Medical errors are taken very seriously by the medical profession. It starts early in training at M&M (Morbidity & Mortality) Conference. During M&M, each complication and death is presented before the entire department of students, physicians in training, and professors. The cases are scrutinized and criticized to see what could have been done better. No one likes to see complications or deaths—especially not physicians.
So how can medical errors have become the “third leading cause of death”—as trumpeted in a recent editorial in the BMJ (formerly known as the British Medical Journal)? Where are those hundreds of thousands of casualties every year?
The actual number of patient deaths analyzed, over a period of 10 years was—35.
Shame on the BMJ for allowing this inflammatory, sensationalist article to be published and reported in the general news media without noting to the public that this was NOT a scientific study at all, but only an opinion piece. It presented NO new research, and it was not peer-reviewed.
The paper simply states the average of three previously published studies and one paper that was never vetted through the peer review process – all published more than 8 years ago. All four of these papers include a combined analysis of a grand total of only 35 actual patients, from which the authors extrapolate to 251,454 deaths due to medical errors in the U.S. every year. This is a highly dubious estimate.
In research, much depends on definitions. Consider the case of someone falling from a tree. In running to catch him, you trip over a stone. The person hits the ground and dies. Did your tripping over the stone cause that person’s death, or was it the fall? According to the reasoning behind the BMJ article, the death was your fault.
When a patient was sent home from an emergency room in Dallas with Ebola last year, this was an error probably caused by electronic medical record-related disruption. The patient later returned, and died. But he probably would have died even if this “systems” error had not occurred.
The one case presented in the BMJ article concerns a patient who died of complications from pericardiocentesis–inserting a needle into the sac around the heart. This procedure is risky. This was not a medical error, but a known complication that can occur even when everything is done perfectly by the most competent of physicians.
While proposing that iatrogenic deaths are underestimated, the authors never admit that death would be inevitable in many/most of these cases without medical intervention, and the margin of error in critically ill patients is often razor thin.
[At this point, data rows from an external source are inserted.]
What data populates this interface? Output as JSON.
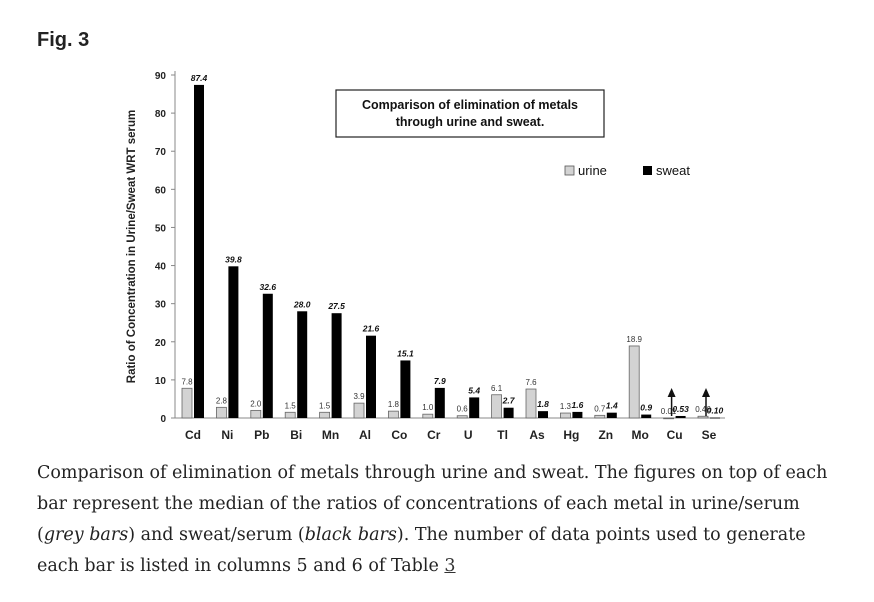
{
  "figure": {
    "label": "Fig. 3"
  },
  "chart_data": {
    "type": "bar",
    "title": "Comparison of elimination of metals through urine and sweat.",
    "ylabel": "Ratio of Concentration in Urine/Sweat WRT serum",
    "xlabel": "",
    "ylim": [
      0,
      90
    ],
    "yticks": [
      0,
      10,
      20,
      30,
      40,
      50,
      60,
      70,
      80,
      90
    ],
    "legend_position": "top-right",
    "categories": [
      "Cd",
      "Ni",
      "Pb",
      "Bi",
      "Mn",
      "Al",
      "Co",
      "Cr",
      "U",
      "Tl",
      "As",
      "Hg",
      "Zn",
      "Mo",
      "Cu",
      "Se"
    ],
    "series": [
      {
        "name": "urine",
        "color": "#d3d3d3",
        "values": [
          7.8,
          2.8,
          2.0,
          1.5,
          1.5,
          3.9,
          1.8,
          1.0,
          0.6,
          6.1,
          7.6,
          1.3,
          0.7,
          18.9,
          0.01,
          0.46
        ],
        "labels": [
          "7.8",
          "2.8",
          "2.0",
          "1.5",
          "1.5",
          "3.9",
          "1.8",
          "1.0",
          "0.6",
          "6.1",
          "7.6",
          "1.3",
          "0.7",
          "18.9",
          "0.01",
          "0.46"
        ]
      },
      {
        "name": "sweat",
        "color": "#000000",
        "values": [
          87.4,
          39.8,
          32.6,
          28.0,
          27.5,
          21.6,
          15.1,
          7.9,
          5.4,
          2.7,
          1.8,
          1.6,
          1.4,
          0.9,
          0.53,
          0.1
        ],
        "labels": [
          "87.4",
          "39.8",
          "32.6",
          "28.0",
          "27.5",
          "21.6",
          "15.1",
          "7.9",
          "5.4",
          "2.7",
          "1.8",
          "1.6",
          "1.4",
          "0.9",
          "0.53",
          "0.10"
        ]
      }
    ]
  },
  "caption": {
    "part1": "Comparison of elimination of metals through urine and sweat. The figures on top of each bar represent the median of the ratios of concentrations of each metal in urine/serum (",
    "grey": "grey bars",
    "part2": ") and sweat/serum (",
    "black": "black bars",
    "part3": "). The number of data points used to generate each bar is listed in columns 5 and 6 of Table ",
    "link": "3"
  }
}
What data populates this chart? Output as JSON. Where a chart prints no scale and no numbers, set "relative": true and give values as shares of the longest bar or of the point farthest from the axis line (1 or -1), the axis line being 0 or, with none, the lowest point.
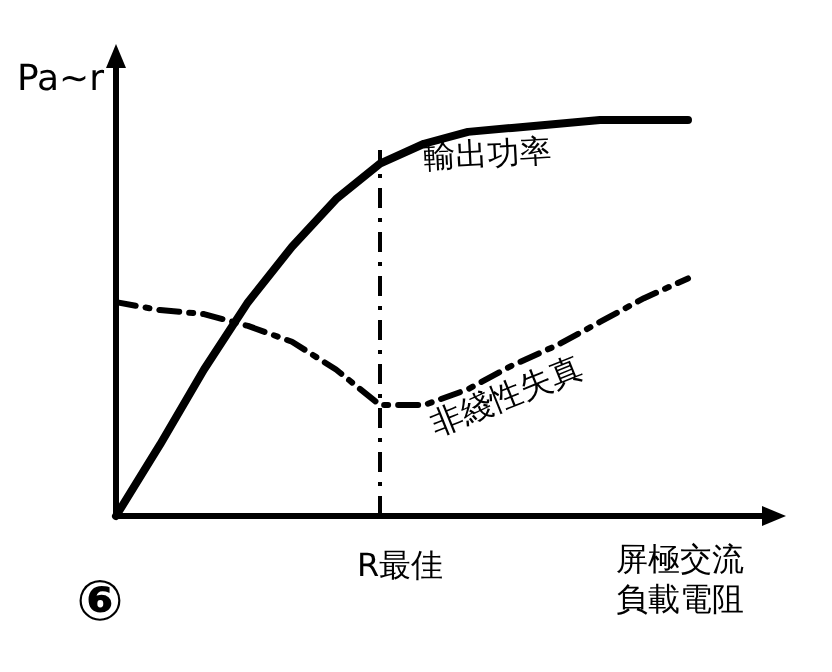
{
  "chart_data": {
    "type": "line",
    "relative": true,
    "ylabel": "Pa~r",
    "xlabel": "屏極交流負載電阻",
    "categories": [
      null,
      null,
      null,
      null,
      null,
      null,
      null,
      null,
      null,
      null,
      null,
      null,
      null,
      null
    ],
    "series": [
      {
        "name": "輸出功率",
        "color": "#000000",
        "line_style": "solid",
        "values": [
          0,
          0.18,
          0.37,
          0.54,
          0.68,
          0.8,
          0.89,
          0.94,
          0.97,
          0.98,
          0.99,
          1,
          1,
          1
        ]
      },
      {
        "name": "非綫性失真",
        "color": "#000000",
        "line_style": "dashdot",
        "values": [
          0.54,
          0.52,
          0.51,
          0.48,
          0.44,
          0.37,
          0.28,
          0.28,
          0.32,
          0.38,
          0.43,
          0.49,
          0.55,
          0.6
        ]
      }
    ],
    "legend": false,
    "annotations": [
      "R最佳",
      "⑥"
    ]
  }
}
This article may turn out to be the “silicone breast implant hysteria” of our generation. In the 1980s and 1990s, there was much hype about silicone breast implants causing an epidemic of medical ills. The hysteria surrounding this was fueled by the FDA, the media, and plaintiff’s attorneys. As a result, many implants were removed without medical justification, undeserved money went into the hands of plaintiff’s attorneys, and a formerly successful major corporation (Dow Corning) was bankrupted. A moratorium was placed on the use of silicone, keeping it from patients who desperately needed it for breast cancer reconstruction. Finally, after a few decades, medical research has established beyond a reasonable doubt that the whole debacle was nonsense. Silicone is safe and is finally being used again.
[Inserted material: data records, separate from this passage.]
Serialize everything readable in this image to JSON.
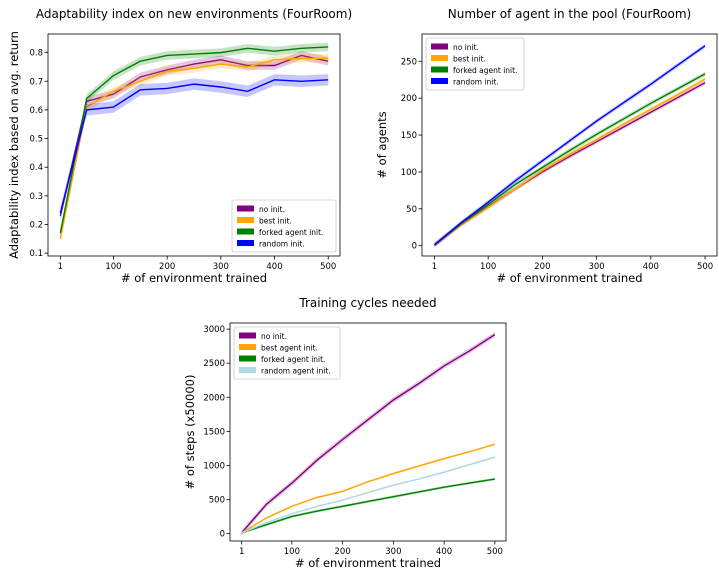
{
  "chart_data": [
    {
      "type": "line",
      "title": "Adaptability index on new environments (FourRoom)",
      "xlabel": "# of environment trained",
      "ylabel": "Adaptability index based on avg. return",
      "xlim": [
        -22,
        522
      ],
      "ylim": [
        0.09,
        0.865
      ],
      "xticks": [
        1,
        100,
        200,
        300,
        400,
        500
      ],
      "xtick_labels": [
        "1",
        "100",
        "200",
        "300",
        "400",
        "500"
      ],
      "yticks": [
        0.1,
        0.2,
        0.3,
        0.4,
        0.5,
        0.6,
        0.7,
        0.8
      ],
      "ytick_labels": [
        "0.1",
        "0.2",
        "0.3",
        "0.4",
        "0.5",
        "0.6",
        "0.7",
        "0.8"
      ],
      "legend_position": "lower-right",
      "grid": false,
      "x": [
        1,
        50,
        100,
        150,
        200,
        250,
        300,
        350,
        400,
        450,
        500
      ],
      "series": [
        {
          "name": "no init.",
          "color": "#800080",
          "values": [
            0.23,
            0.63,
            0.655,
            0.715,
            0.74,
            0.76,
            0.775,
            0.755,
            0.755,
            0.79,
            0.77
          ],
          "band": 0.015
        },
        {
          "name": "best init.",
          "color": "#FFA500",
          "values": [
            0.15,
            0.61,
            0.665,
            0.7,
            0.735,
            0.745,
            0.76,
            0.75,
            0.775,
            0.78,
            0.78
          ],
          "band": 0.015
        },
        {
          "name": "forked agent init.",
          "color": "#008000",
          "values": [
            0.17,
            0.64,
            0.72,
            0.77,
            0.79,
            0.795,
            0.8,
            0.815,
            0.805,
            0.815,
            0.82
          ],
          "band": 0.015
        },
        {
          "name": "random init.",
          "color": "#0000FF",
          "values": [
            0.24,
            0.6,
            0.61,
            0.67,
            0.675,
            0.69,
            0.68,
            0.665,
            0.705,
            0.7,
            0.705
          ],
          "band": 0.02
        }
      ]
    },
    {
      "type": "line",
      "title": "Number of agent in the pool (FourRoom)",
      "xlabel": "# of environment trained",
      "ylabel": "# of agents",
      "xlim": [
        -22,
        522
      ],
      "ylim": [
        -14,
        287
      ],
      "xticks": [
        1,
        100,
        200,
        300,
        400,
        500
      ],
      "xtick_labels": [
        "1",
        "100",
        "200",
        "300",
        "400",
        "500"
      ],
      "yticks": [
        0,
        50,
        100,
        150,
        200,
        250
      ],
      "ytick_labels": [
        "0",
        "50",
        "100",
        "150",
        "200",
        "250"
      ],
      "legend_position": "upper-left",
      "grid": false,
      "x": [
        1,
        50,
        100,
        150,
        200,
        250,
        300,
        350,
        400,
        450,
        500
      ],
      "series": [
        {
          "name": "no init.",
          "color": "#800080",
          "values": [
            1,
            29,
            53,
            77,
            100,
            121,
            141,
            161,
            181,
            201,
            221
          ],
          "band": 3
        },
        {
          "name": "best init.",
          "color": "#FFA500",
          "values": [
            1,
            28,
            52,
            77,
            102,
            124,
            144,
            165,
            185,
            205,
            226
          ],
          "band": 3
        },
        {
          "name": "forked agent init.",
          "color": "#008000",
          "values": [
            1,
            30,
            56,
            83,
            106,
            129,
            151,
            172,
            193,
            213,
            233
          ],
          "band": 3
        },
        {
          "name": "random init.",
          "color": "#0000FF",
          "values": [
            1,
            31,
            59,
            88,
            115,
            142,
            169,
            194,
            219,
            245,
            271
          ],
          "band": 3
        }
      ]
    },
    {
      "type": "line",
      "title": "Training cycles needed",
      "xlabel": "# of environment trained",
      "ylabel": "# of steps (x50000)",
      "xlim": [
        -22,
        522
      ],
      "ylim": [
        -110,
        3090
      ],
      "xticks": [
        1,
        100,
        200,
        300,
        400,
        500
      ],
      "xtick_labels": [
        "1",
        "100",
        "200",
        "300",
        "400",
        "500"
      ],
      "yticks": [
        0,
        500,
        1000,
        1500,
        2000,
        2500,
        3000
      ],
      "ytick_labels": [
        "0",
        "500",
        "1000",
        "1500",
        "2000",
        "2500",
        "3000"
      ],
      "legend_position": "upper-left",
      "grid": false,
      "x": [
        1,
        50,
        100,
        150,
        200,
        250,
        300,
        350,
        400,
        450,
        500
      ],
      "series": [
        {
          "name": "no init.",
          "color": "#800080",
          "values": [
            10,
            430,
            740,
            1080,
            1380,
            1670,
            1960,
            2200,
            2460,
            2680,
            2920
          ],
          "band": 40
        },
        {
          "name": "best agent init.",
          "color": "#FFA500",
          "values": [
            10,
            230,
            400,
            530,
            620,
            760,
            880,
            990,
            1100,
            1200,
            1310
          ],
          "band": 15
        },
        {
          "name": "forked agent init.",
          "color": "#008000",
          "values": [
            10,
            130,
            250,
            330,
            400,
            470,
            540,
            610,
            680,
            740,
            800
          ],
          "band": 20
        },
        {
          "name": "random agent init.",
          "color": "#ADD8E6",
          "values": [
            10,
            160,
            290,
            400,
            490,
            600,
            710,
            800,
            900,
            1010,
            1120
          ],
          "band": 15
        }
      ]
    }
  ]
}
What will be the result of this article? It will help sell more books for the authors and possibly help them get more grant funding, but I doubt it will result in fewer medical errors. In fact, it will likely serve only to increase already nightmarish bureaucratic burdens on medical professionals. The next time you see the doctor looking at the computer terminal instead of you, blame inflammatory opinion pieces like this one. Since system errors are the most common medical errors, there will almost certainly be more cases like the Dallas Ebola case.
Doctors and nurses are dedicated to improving outcomes from medical interventions and do not shy away from self-criticism. Self-serving, irresponsible sensationalism by armchair quarterbacks will only make the professionals’ job more difficult.
Dr. Gerard J. Gianoli specializes in Neuro-otology and Skull Base Surgery. He is in private practice at The Ear and Balance Institute, located in Covington, but is also a Clinical Associate Professor in the Departments of Otolaryngology and Pediatrics at Tulane University School of Medicine. He pioneered treatments for Superior Semicircular Canal Dehiscence and other vestibular disorders. His private practice has a worldwide reach, with patient referrals coming from all over the United States and from around the world.
Dr. Gianoli opted out of Medicare in 2001 and has had a 100% third-party-free practice since 2005. He’s lectured and written extensively (as well as had numerous media interviews) on third party free medical practices and free market medicine. His editorials have appeared in The Wall Street Journal, Forbes, Investor’s Business Daily, The Hill and other popular periodicals.
He has received numerous awards, including the American Academy of Otolaryngology’s Honor Award, and has been named in America’s Top Doctors and America’s Top Physicians every year since their inception in 2001 and 2003 respectively. Dr. Gianoli practices all aspects of neuro-otology but has a special interest in vestibular (balance) disorders. He has researched, lectured and published extensively on the topic of vestibular disorders.